When "Parasite" Becomes a National Security Threat (Not That Kind of Parasite)
Perhaps the most fascinating aspect of this announcement is the "national security" justification. I've spent years analyzing how this particular phrase gets stretched like salt water taffy at the county fair, but protecting America from French art house films and Korean thrillers represents new territory.
Section 232 of U.S. trade law was originally intended for materials with actual defense applications—you know, minor things like steel, uranium, and titanium. Its potential application to Bollywood dance sequences raises some questions about... well, everything.
"I've reviewed thousands of national security assessments," Dr. Amanda Rigby, trade policy expert at Georgetown University, told me yesterday. "And I can confidently say this is the first time anyone has suggested that subtitles represent a clear and present danger."
How broadly can "national security" be stretched before it simply means "anything I don't like"? Cultural influence constitutes a form of soft power, certainly. But the leap from "Parasite" winning an Oscar to undermining American sovereignty requires Olympic-level mental gymnastics.
What Would This Actually Do? (Besides Make Film Snobs Angry)
So what happens if this tariff actually materializes? (A big if, considering this is coming from a man whose policy announcements often have the shelf life of unrefrigerated sushi.)
For starters, those obscure international titles at your local art house theater would become twice as expensive—assuming they get imported at all. Independent theaters, already teetering financially after COVID, would face another existential crisis. Because nothing says "America First" like killing small businesses that cater to educated urbanites.
The foreign film market in the U.S. is relatively small but culturally significant. It's particularly important for prestigious award-season contenders and the type of thoughtful, mid-budget adult dramas that Hollywood studios have largely abandoned in favor of franchise tentpoles where things go boom.

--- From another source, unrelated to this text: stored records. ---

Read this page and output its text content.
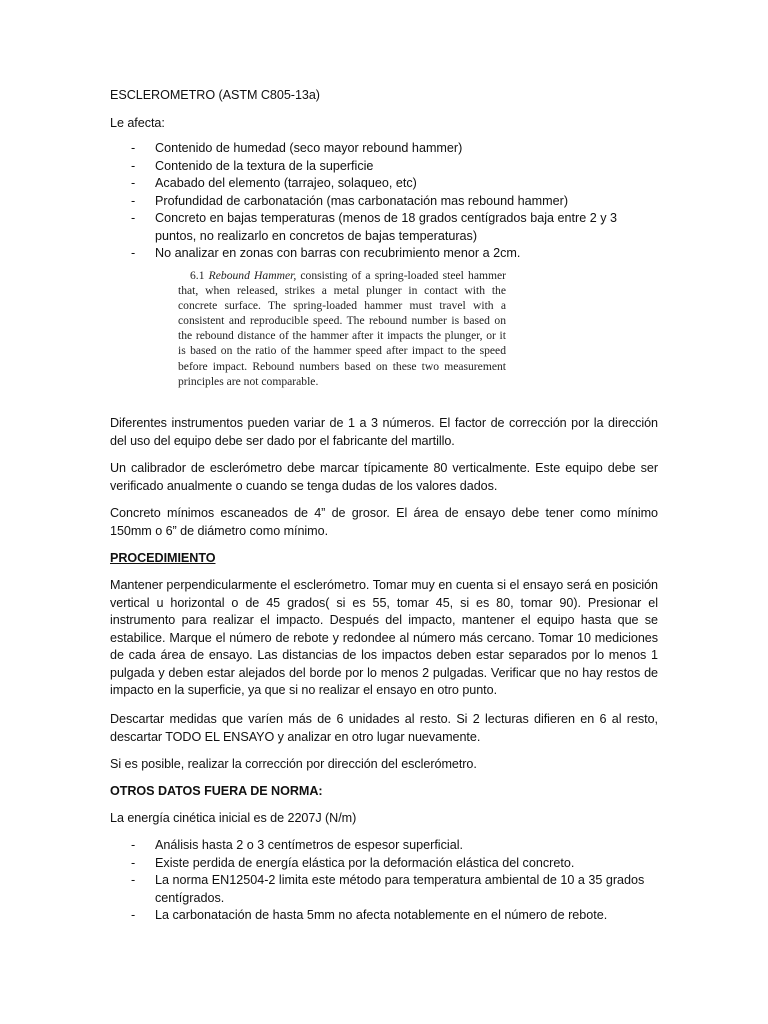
ESCLEROMETRO (ASTM C805-13a)

Le afecta:

- Contenido de humedad (seco mayor rebound hammer)
- Contenido de la textura de la superficie
- Acabado del elemento (tarrajeo, solaqueo, etc)
- Profundidad de carbonatación (mas carbonatación mas rebound hammer)
- Concreto en bajas temperaturas (menos de 18 grados centígrados baja entre 2 y 3 puntos, no realizarlo en concretos de bajas temperaturas)
- No analizar en zonas con barras con recubrimiento menor a 2cm.
6.1 Rebound Hammer, consisting of a spring-loaded steel hammer that, when released, strikes a metal plunger in contact with the concrete surface. The spring-loaded hammer must travel with a consistent and reproducible speed. The rebound number is based on the rebound distance of the hammer after it impacts the plunger, or it is based on the ratio of the hammer speed after impact to the speed before impact. Rebound numbers based on these two measurement principles are not comparable.

Diferentes instrumentos pueden variar de 1 a 3 números. El factor de corrección por la dirección del uso del equipo debe ser dado por el fabricante del martillo.

Un calibrador de esclerómetro debe marcar típicamente 80 verticalmente. Este equipo debe ser verificado anualmente o cuando se tenga dudas de los valores dados.

Concreto mínimos escaneados de 4” de grosor. El área de ensayo debe tener como mínimo 150mm o 6” de diámetro como mínimo.

PROCEDIMIENTO

Mantener perpendicularmente el esclerómetro. Tomar muy en cuenta si el ensayo será en posición vertical u horizontal o de 45 grados( si es 55, tomar 45, si es 80, tomar 90). Presionar el instrumento para realizar el impacto. Después del impacto, mantener el equipo hasta que se estabilice. Marque el número de rebote y redondee al número más cercano. Tomar 10 mediciones de cada área de ensayo. Las distancias de los impactos deben estar separados por lo menos 1 pulgada y deben estar alejados del borde por lo menos 2 pulgadas. Verificar que no hay restos de impacto en la superficie, ya que si no realizar el ensayo en otro punto.

Descartar medidas que varíen más de 6 unidades al resto. Si 2 lecturas difieren en 6 al resto, descartar TODO EL ENSAYO y analizar en otro lugar nuevamente.

Si es posible, realizar la corrección por dirección del esclerómetro.

OTROS DATOS FUERA DE NORMA:

La energía cinética inicial es de 2207J (N/m)

- Análisis hasta 2 o 3 centímetros de espesor superficial.
- Existe perdida de energía elástica por la deformación elástica del concreto.
- La norma EN12504-2 limita este método para temperatura ambiental de 10 a 35 grados centígrados.
- La carbonatación de hasta 5mm no afecta notablemente en el número de rebote.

(The fact that American studios have essentially surrendered the "films for grown-ups" category to international competitors is an irony apparently lost on the "make Hollywood great again" crowd.)
We've Seen This Movie Before
This isn't America's first rodeo with cultural protectionism. In the 1920s, European countries established screen quotas to limit Hollywood's dominance, prompting retaliatory measures. France has long subsidized its film industry under what they call "cultural exception," arguing that art shouldn't be treated like washing machines in trade agreements.

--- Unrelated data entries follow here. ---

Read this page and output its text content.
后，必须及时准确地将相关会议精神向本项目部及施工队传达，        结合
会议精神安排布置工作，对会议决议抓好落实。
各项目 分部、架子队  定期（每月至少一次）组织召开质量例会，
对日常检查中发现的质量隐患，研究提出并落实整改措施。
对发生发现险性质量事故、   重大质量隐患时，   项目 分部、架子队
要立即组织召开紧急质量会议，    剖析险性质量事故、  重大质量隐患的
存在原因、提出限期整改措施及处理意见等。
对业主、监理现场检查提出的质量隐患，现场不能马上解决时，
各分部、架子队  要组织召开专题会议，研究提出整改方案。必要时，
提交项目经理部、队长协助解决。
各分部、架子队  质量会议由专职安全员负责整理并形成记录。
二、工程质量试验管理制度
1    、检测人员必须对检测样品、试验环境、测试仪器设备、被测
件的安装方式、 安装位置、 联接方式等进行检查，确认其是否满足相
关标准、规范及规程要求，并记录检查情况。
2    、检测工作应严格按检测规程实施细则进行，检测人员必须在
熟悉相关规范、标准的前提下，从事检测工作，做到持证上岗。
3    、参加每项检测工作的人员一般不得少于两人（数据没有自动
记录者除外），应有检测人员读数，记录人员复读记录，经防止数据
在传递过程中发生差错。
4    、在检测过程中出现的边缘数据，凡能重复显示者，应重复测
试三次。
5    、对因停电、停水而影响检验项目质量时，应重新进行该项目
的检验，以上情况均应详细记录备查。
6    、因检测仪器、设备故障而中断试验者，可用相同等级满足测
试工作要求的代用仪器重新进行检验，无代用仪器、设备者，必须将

The difference? Those policies were honestly framed as cultural preservation, not disguised as national security imperatives. There's something refreshingly straightforward about France saying, "We make weird, philosophical films with excessive smoking and minimal plots, and we're going to subsidize them because they're part of our identity, dammit."
I spoke with several film distributors yesterday who were, predictably, horrified. "This would destroy decades of cultural exchange," said one executive who requested anonymity because they "still need to work in this town if this lunacy passes."
The Final Reel
What this proposal really reveals isn't a coherent trade policy but a particular view of America's place in the world—one where any challenge to domestic industries, even cultural ones, represents not just competition but betrayal.

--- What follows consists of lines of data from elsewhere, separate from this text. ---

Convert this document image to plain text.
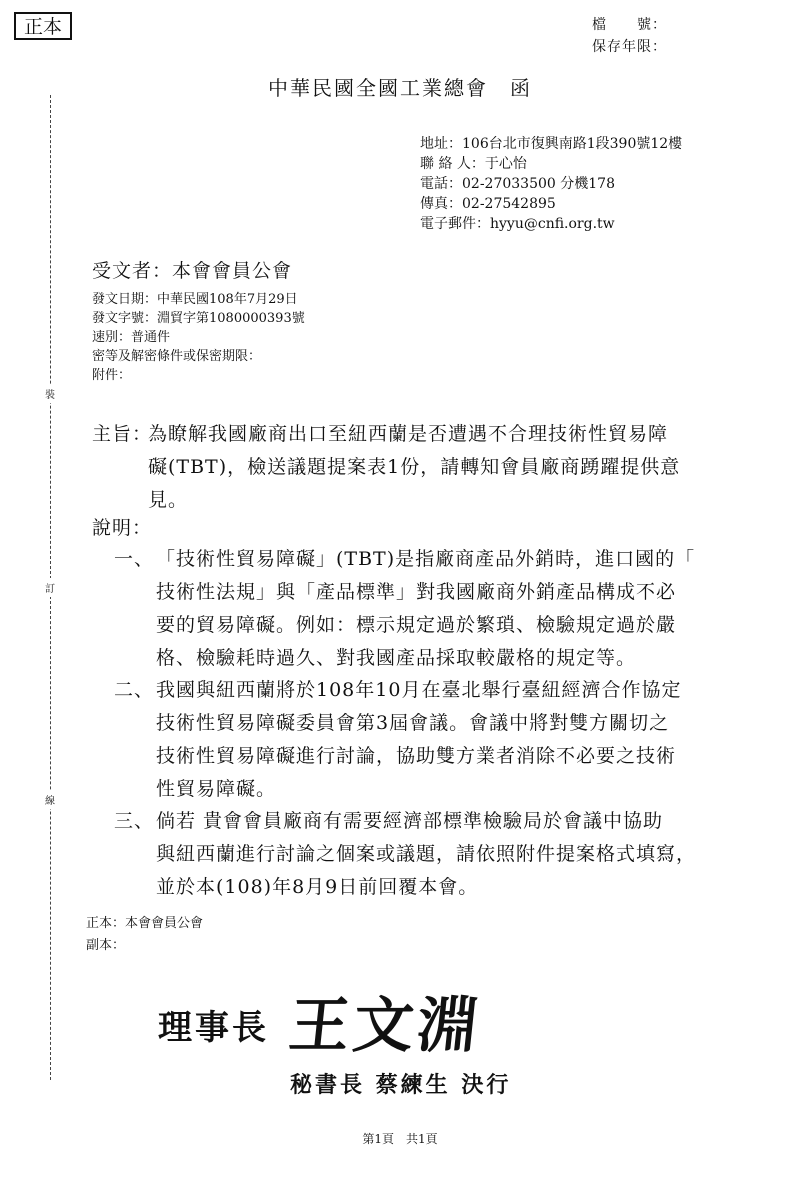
正本	檔　　號：
保存年限：
裝
訂
線
中華民國全國工業總會　函
地址：106台北市復興南路1段390號12樓
聯 絡 人：于心怡
電話：02-27033500 分機178
傳真：02-27542895
電子郵件：hyyu@cnfi.org.tw
受文者：本會會員公會
發文日期：中華民國108年7月29日
發文字號：淵貿字第1080000393號
速別：普通件
密等及解密條件或保密期限：
附件：
主旨：
為瞭解我國廠商出口至紐西蘭是否遭遇不合理技術性貿易障
礙(TBT)，檢送議題提案表1份，請轉知會員廠商踴躍提供意
見。
說明：
一、 「技術性貿易障礙」(TBT)是指廠商產品外銷時，進口國的「
技術性法規」與「產品標準」對我國廠商外銷產品構成不必
要的貿易障礙。例如：標示規定過於繁瑣、檢驗規定過於嚴
格、檢驗耗時過久、對我國產品採取較嚴格的規定等。
二、 我國與紐西蘭將於108年10月在臺北舉行臺紐經濟合作協定
技術性貿易障礙委員會第3屆會議。會議中將對雙方關切之
技術性貿易障礙進行討論，協助雙方業者消除不必要之技術
性貿易障礙。
三、 倘若 貴會會員廠商有需要經濟部標準檢驗局於會議中協助
與紐西蘭進行討論之個案或議題，請依照附件提案格式填寫，
並於本(108)年8月9日前回覆本會。
正本：本會會員公會
副本：
理事長 王文淵
秘書長 蔡練生 決行
第1頁　共1頁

When policymakers start treating "Amélie" as a strategic threat on par with hypersonic missiles, we've moved beyond economic policy into something resembling cultural panic.
Now, I'm not suggesting foreign films can't influence American viewers. Anyone who watched "Squid Game" and then found themselves eyeing their children's playground equipment differently can attest to that. But the pathway from cultural influence to national security threat is... what's the word I'm looking for? Ah yes: ridiculous.
In the meantime, American cinephiles might want to stock up on their Kurosawa collections and Almodóvar box sets before prices potentially double. Because in this particular screening of "America First," foreign subtitles have been cast as the unexpected villain.
Talk about a twist ending nobody saw coming.